A qualidade da água no Brasil

Enviada em 18/11/2020

No filme “Wall-E”, é ilustrado como a necessidade constante por desenvolvimento acabou por ressecar o planeta ao consumir a água para a produção de novas tecnologias. Semelhante à ficção, ambientalistas têm discutido por décadas sobre tal qualidade e a forma irracional da utilização da mesma. Sendo assim, é válido analisar que no Brasil mostra-se uma realidade semelhante, ao qual observa-se grande problemática no consumo desse fluido. Diante disso, fatores como a inércia estratégia estatal e a poluição agravam essa situação.

Primordialmente, destaca-se o descaso do Estado como dificultador desse problema. Sob esse viés, esse fator, de acordo com as ideias do filósofo John Locke, configura-se como a violação do “Contrato Social”, já que o Estado não cumpre a sua função de garantir que os cidadãos gozem de seus direitos imprescindíveis, como a qualidade de água aos mais pobres, uma vez que são dadas promessas de melhora ao povo brasileiro e a mudança não ocorre.

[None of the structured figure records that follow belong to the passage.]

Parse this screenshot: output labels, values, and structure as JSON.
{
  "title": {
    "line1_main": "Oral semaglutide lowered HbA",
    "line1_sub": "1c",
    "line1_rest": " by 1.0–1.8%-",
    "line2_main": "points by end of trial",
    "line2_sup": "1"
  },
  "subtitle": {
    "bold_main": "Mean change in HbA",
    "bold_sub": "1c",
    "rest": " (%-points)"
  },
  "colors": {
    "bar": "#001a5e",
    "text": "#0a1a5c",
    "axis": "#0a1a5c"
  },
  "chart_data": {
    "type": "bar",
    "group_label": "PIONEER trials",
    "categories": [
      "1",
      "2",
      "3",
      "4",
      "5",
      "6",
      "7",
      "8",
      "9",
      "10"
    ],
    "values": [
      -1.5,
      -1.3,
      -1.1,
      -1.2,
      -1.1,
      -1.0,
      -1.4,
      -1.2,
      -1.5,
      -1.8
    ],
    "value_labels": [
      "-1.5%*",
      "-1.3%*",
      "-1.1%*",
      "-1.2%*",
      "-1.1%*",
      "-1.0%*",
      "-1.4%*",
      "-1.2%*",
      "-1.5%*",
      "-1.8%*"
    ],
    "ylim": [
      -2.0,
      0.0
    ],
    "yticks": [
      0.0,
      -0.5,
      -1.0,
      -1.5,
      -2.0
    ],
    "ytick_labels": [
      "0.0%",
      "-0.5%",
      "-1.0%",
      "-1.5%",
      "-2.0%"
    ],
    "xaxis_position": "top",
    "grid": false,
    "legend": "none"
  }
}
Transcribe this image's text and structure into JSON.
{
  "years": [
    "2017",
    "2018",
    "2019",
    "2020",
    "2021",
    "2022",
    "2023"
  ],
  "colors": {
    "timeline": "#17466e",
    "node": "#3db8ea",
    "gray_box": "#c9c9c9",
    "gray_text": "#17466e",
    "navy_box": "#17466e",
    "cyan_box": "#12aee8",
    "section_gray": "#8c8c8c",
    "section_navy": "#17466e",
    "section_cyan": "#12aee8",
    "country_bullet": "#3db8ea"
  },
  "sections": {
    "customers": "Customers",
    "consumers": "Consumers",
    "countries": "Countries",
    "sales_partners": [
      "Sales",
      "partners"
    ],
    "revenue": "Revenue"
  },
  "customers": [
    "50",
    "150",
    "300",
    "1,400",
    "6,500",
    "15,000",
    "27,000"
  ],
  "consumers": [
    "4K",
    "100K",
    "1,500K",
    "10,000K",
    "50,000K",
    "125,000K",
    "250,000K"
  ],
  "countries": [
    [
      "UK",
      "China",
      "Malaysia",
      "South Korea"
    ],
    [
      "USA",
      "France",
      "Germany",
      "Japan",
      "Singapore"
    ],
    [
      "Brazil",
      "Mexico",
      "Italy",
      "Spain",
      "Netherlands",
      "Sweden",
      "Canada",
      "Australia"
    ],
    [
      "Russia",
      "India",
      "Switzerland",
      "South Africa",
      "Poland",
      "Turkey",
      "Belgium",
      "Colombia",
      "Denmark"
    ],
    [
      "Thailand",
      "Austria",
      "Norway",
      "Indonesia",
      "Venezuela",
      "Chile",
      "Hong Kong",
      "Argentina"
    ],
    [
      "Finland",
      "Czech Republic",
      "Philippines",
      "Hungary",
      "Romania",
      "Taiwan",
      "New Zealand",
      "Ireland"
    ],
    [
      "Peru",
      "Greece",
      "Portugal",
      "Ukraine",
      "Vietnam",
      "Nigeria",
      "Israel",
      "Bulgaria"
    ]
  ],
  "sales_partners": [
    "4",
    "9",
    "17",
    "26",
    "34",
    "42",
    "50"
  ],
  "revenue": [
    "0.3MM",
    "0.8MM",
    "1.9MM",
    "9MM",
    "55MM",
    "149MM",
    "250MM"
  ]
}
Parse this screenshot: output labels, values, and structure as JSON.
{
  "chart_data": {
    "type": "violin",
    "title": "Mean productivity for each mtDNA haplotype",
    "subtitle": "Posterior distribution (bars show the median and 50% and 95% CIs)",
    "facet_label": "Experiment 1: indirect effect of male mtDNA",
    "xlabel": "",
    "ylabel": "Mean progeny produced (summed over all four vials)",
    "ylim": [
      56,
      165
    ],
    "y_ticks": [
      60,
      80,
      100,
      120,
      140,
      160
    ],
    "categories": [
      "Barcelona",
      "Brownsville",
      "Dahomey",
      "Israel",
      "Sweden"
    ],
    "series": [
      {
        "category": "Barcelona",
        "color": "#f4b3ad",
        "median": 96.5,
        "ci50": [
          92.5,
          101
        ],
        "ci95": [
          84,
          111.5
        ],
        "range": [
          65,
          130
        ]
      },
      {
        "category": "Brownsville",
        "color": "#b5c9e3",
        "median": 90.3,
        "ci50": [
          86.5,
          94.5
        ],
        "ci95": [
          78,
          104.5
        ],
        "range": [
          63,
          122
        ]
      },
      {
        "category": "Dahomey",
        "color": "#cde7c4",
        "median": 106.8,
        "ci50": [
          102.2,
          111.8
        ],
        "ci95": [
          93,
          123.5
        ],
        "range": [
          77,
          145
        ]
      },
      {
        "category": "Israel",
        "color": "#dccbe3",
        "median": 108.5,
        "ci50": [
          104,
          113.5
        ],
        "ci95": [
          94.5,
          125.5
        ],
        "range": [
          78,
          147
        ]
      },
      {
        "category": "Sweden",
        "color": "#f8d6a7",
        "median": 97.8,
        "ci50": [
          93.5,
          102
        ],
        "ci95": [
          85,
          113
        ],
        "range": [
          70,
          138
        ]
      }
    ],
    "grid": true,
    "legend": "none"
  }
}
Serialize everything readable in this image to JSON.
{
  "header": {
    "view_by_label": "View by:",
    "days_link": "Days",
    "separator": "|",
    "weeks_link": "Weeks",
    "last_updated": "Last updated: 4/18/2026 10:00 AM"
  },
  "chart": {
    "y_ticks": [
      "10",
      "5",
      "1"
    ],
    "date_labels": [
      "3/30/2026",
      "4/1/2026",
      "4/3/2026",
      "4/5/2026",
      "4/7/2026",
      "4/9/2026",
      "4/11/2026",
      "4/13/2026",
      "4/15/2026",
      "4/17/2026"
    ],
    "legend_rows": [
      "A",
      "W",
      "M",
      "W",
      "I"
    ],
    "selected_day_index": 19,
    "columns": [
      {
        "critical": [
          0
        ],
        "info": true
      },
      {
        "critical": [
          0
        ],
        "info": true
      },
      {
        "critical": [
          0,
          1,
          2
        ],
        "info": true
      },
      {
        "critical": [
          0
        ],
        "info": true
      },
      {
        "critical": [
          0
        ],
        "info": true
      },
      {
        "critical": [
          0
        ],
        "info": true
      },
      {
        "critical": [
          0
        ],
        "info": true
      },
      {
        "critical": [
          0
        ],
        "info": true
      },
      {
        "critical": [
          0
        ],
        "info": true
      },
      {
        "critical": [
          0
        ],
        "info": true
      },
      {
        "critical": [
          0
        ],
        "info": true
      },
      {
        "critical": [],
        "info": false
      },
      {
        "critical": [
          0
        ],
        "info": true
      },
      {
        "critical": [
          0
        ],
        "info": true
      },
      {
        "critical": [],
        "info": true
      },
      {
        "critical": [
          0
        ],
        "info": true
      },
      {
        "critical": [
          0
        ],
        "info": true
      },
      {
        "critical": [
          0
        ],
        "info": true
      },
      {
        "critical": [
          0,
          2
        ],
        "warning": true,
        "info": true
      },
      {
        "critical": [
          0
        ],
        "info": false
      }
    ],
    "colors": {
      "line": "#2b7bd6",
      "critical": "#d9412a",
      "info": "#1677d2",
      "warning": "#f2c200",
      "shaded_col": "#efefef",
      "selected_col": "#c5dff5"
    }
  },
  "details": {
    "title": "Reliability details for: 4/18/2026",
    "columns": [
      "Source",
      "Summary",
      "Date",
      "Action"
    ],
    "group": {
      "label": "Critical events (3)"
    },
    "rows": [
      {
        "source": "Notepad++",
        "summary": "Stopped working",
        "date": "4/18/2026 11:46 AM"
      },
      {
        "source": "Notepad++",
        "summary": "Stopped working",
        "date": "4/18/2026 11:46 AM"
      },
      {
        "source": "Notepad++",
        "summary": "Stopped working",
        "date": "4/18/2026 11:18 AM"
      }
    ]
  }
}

Além disso, a camada popular não consegue se manter estabilizada, pois sofre com a precariedade de infraestrutura, bem como, a falta de consumo sustentável deste líquido. Logo, essa ineficiência do Poder Público contribui massivamente para o descaso com a coletividade. Assim, observa-se a estagnação estatal e cada vez mais a mobilidade desta adversidade.

Ademais, a impureza da natureza é uma causa notória da questão. Segundo o sociólogo Émile Durkheim, a sociedade pode ser comparada a um “corpo biológico”, por ser, assim como esse, composta por partes que interagem entre si. Desse modo, para que esse organismo seja igualitário e coeso, é necessário que haja um equilíbrio entre o ser humano e o meio ambiente, uma vez que a Globalização tem destruído o planeta pouco a pouco sobre as próprias mãos de quem deveria cuidá-lo. Outrossim, a indústria tem proporcionado uma destruição gradual do mundo, provocando enchentes e queimadas, para que o produto exportado esteja na melhor qualidade. Dessa forma, isto tem gerado um déficit ambiental nacional desfavorável no que diz à poluição gerada e ao consumo excessivo.

Portanto, faz-se necessário que o Governo, juntamente com a mídia, atue para com a melhora dos recursos hídricos, propondo a elaboração na Política Nacional da Educação e realizando ciclos de palestras nas escolas, por meio de uma parceria com as prefeituras. À vista disso, essa ação deverá ser compartilhada nas redes sociais do Ministério da Educação no formato de “live”, com o objetivo de atingir a população brasileira e trazer mais clareza a respeito da importância da água. Dessa maneira, espera-se promover uma qualidade melhor, não somente deste fluído, mas também do corpo nacional.